Pre-drilling makes everything easier, especially if you’re doing this with kids. The structure is so small and the wood is so light that it’s hard to get a lot of force behind the nails without having the board fall apart before you get the nail in. We found that drilling with a 1/16” bit makes the process really simple. We suggest having an adult do the drilling, then letting the kid follow up with the nailing—it’s far more likely that the nail will go in straight if there’s a hole to follow.

b) Attach the roof

Nail down through the roof into both sides and the front. Then, nail through the back into the edge of the roof. You’re almost done!

c) Attach the bottom

The bottom is attached with two pivot nails so it can swing down for cleaning. Think of it as an axle running from front to back on one side of the bottom piece.

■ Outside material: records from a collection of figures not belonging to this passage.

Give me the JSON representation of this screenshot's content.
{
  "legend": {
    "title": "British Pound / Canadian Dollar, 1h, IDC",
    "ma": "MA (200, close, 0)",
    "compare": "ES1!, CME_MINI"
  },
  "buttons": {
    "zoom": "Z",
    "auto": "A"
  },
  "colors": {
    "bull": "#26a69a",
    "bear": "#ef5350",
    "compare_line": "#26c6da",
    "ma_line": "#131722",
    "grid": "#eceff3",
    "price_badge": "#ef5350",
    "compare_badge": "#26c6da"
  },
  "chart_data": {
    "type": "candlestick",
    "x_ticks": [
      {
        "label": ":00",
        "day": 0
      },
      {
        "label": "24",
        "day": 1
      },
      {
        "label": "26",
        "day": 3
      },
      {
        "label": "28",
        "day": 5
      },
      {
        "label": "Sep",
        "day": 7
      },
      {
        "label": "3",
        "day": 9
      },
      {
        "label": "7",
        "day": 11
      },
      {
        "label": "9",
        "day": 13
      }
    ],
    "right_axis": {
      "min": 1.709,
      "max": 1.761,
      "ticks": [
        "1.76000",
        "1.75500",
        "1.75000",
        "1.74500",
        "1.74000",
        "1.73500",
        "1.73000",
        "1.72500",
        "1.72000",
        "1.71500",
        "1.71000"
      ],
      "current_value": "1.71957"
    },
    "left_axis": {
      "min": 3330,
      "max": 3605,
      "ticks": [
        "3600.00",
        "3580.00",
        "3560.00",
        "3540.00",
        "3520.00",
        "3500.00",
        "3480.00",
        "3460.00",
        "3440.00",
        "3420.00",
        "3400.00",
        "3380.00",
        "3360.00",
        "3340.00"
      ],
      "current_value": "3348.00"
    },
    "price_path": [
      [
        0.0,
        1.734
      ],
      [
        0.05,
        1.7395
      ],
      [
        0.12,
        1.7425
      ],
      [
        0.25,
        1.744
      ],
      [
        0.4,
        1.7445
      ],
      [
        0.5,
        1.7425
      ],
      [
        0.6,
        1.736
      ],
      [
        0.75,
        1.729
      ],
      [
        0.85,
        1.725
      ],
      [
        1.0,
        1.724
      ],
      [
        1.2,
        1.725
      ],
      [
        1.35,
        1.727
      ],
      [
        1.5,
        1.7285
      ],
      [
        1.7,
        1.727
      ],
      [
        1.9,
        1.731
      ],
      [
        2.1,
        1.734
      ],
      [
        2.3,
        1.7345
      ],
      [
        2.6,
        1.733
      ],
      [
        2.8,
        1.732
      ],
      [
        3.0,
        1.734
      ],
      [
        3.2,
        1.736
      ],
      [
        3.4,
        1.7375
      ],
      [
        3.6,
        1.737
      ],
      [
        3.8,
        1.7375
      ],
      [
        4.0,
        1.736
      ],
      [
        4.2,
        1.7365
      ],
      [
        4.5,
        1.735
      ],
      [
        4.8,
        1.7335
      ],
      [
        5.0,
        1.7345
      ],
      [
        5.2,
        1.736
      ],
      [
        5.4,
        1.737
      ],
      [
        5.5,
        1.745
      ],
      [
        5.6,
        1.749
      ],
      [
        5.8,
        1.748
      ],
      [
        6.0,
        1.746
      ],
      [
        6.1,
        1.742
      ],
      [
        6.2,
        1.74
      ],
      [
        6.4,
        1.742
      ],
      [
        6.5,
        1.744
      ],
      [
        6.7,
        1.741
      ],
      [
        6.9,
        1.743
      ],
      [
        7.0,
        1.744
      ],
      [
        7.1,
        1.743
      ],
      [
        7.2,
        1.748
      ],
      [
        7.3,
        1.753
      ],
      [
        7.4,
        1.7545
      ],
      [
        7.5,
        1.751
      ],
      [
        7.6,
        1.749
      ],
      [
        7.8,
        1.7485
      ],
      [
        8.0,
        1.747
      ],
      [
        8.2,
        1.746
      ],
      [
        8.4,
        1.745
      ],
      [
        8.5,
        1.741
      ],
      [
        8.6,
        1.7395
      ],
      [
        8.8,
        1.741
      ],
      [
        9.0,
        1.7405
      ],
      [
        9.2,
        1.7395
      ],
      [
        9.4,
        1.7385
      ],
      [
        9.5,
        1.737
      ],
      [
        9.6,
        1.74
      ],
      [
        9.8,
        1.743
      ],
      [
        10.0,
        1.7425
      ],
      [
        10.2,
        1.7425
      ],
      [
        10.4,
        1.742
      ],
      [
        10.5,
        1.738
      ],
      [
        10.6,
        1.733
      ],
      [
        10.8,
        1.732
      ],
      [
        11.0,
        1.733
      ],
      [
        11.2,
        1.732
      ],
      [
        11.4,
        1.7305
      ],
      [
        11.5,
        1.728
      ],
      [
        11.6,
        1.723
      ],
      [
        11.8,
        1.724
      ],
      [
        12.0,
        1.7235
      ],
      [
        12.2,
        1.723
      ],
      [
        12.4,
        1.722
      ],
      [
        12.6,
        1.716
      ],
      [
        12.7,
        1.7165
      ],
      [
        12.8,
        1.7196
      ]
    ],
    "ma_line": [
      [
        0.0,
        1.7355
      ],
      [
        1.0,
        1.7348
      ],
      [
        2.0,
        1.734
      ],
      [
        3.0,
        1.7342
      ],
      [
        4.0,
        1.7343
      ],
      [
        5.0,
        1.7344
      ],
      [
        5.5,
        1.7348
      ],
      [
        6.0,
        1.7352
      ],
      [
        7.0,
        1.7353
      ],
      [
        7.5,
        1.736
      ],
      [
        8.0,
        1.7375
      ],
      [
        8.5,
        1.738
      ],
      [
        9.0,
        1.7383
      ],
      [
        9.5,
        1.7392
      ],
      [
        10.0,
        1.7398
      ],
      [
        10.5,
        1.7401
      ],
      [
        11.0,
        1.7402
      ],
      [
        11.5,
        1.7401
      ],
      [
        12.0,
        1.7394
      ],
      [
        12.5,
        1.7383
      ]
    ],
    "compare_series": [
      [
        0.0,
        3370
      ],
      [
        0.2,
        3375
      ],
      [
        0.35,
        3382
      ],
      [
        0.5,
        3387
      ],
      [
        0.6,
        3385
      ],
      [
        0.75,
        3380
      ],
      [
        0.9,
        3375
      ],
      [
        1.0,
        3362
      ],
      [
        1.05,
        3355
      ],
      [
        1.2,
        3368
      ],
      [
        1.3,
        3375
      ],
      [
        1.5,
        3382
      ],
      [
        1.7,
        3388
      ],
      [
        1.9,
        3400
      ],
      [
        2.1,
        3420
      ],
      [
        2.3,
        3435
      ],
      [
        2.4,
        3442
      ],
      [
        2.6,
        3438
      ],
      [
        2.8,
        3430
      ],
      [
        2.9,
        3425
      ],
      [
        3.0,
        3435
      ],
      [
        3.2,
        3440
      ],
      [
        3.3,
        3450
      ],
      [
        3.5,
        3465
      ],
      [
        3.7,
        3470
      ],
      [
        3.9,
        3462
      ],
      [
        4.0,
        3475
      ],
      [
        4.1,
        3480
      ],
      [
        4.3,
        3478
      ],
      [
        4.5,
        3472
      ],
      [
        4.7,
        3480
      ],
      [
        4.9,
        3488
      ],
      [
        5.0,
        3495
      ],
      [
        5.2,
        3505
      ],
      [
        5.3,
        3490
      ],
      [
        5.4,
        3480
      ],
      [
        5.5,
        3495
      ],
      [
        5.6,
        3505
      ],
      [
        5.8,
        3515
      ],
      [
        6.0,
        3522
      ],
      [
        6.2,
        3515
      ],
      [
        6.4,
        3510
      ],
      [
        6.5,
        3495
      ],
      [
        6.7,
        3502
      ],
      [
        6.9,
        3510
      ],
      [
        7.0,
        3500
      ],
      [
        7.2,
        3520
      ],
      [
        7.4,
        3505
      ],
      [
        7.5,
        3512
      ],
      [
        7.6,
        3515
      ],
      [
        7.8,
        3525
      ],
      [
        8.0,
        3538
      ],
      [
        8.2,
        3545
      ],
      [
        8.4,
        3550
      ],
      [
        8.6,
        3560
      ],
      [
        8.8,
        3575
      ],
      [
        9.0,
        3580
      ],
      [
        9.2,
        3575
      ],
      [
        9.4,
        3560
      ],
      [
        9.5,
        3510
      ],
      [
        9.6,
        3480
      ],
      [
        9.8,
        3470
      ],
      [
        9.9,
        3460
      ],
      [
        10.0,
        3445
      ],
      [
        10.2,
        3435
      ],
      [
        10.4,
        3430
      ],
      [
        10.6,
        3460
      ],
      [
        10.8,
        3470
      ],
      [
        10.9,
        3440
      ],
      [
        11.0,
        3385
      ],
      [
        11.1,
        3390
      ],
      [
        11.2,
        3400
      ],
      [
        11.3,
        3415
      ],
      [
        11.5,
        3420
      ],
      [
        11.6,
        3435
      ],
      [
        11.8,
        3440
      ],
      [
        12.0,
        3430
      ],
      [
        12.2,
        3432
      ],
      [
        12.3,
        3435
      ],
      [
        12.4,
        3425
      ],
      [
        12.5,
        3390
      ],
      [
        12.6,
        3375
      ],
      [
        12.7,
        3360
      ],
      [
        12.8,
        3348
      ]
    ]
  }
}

On the bottom left-hand corner of the front, drive a nail most of the way through the front and into the vertical edge of the bottom piece behind. Next (on the bottom right-hand corner of the back), drive another nail through the back and into the bottom piece. The bottom piece should swing open on the two nails. If it’s a little stiff, that’s fine.

Using a clamp, secure the bottom in place. If the bottom piece is small and you’re having a hard time clamping it tight, use some shims (we used stir sticks). Secure the bottom from swinging open by driving a nail loosely into the bottom through the front or the side opposite the pivot nails. This last nail acts as a catch and keeps the bottom from swinging open when the nail is in place. We did this by drilling a hole with a bit that was slightly bigger than the nail, so the nail could slide in without a hammer. We used finish nails for this project, but I went with a flat head nail for this part because the head on the nail makes it easier to grip.

Step 5: Paint, Stain, or Leave Plain

It’s best to leave the inside of the birdhouse as raw wood, but you can stain or paint the outside if you’d like. We left ours natural.

cedar birdhouse painted or stained

Step 6: Find a Location

You can place your birdhouse near any spot that you think a bird might like. I found a lot of great ideas for Logan (he kept our finished product) at Birdhouses 101.

Step 7: Mount

Because the back piece extends above the rest of the birdhouse, you can use this area to secure the birdhouse to your location using wire, nails, or screws. Just go straight through the back (above the roof) and into your mount. Sides of houses, fence rails, and free-standing poles are suitable sites, but be wary of trees—they give squirrels easy access.  

Birdhouses offer a safe, secure place for birds to build their nests. I found a baby bird in my yard that had fallen out of its nest. The whole thing about birds not touching their babies after they’ve been touched by (and smell of) humans is a myth, but before I went to help it, I did some research. Apparently, if you find a baby bird that appears to have fallen out of its nest and it’s cute and fluffy and can hop, you should leave it alone. In those instances, it’s a fledgling—and falling is part of the process of leaving the nest, which means the bird is fine. If you find a baby bird that’s a little rough around the edges and can’t hop, then it’s fallen out by accident—and you can, in fact, put it back. 

The nest the bird fell from was built between two posts in our trellis, and had dislodged and was hanging sideways. I went to right the nest and put the fallen bird back when I realized there may be more baby birds, and sure enough, when I peeked into the still-sideways nest, I saw two of them clinging on for dear life. I got a ladder and a piece of ¼” plywood I had on hand, and slid it under the nest, careful not to disturb the little birds inside. Now, the nest is sitting safely upright on a piece of plywood between two posts, the three little birds are back together, and the mom is happily flying to and from their home!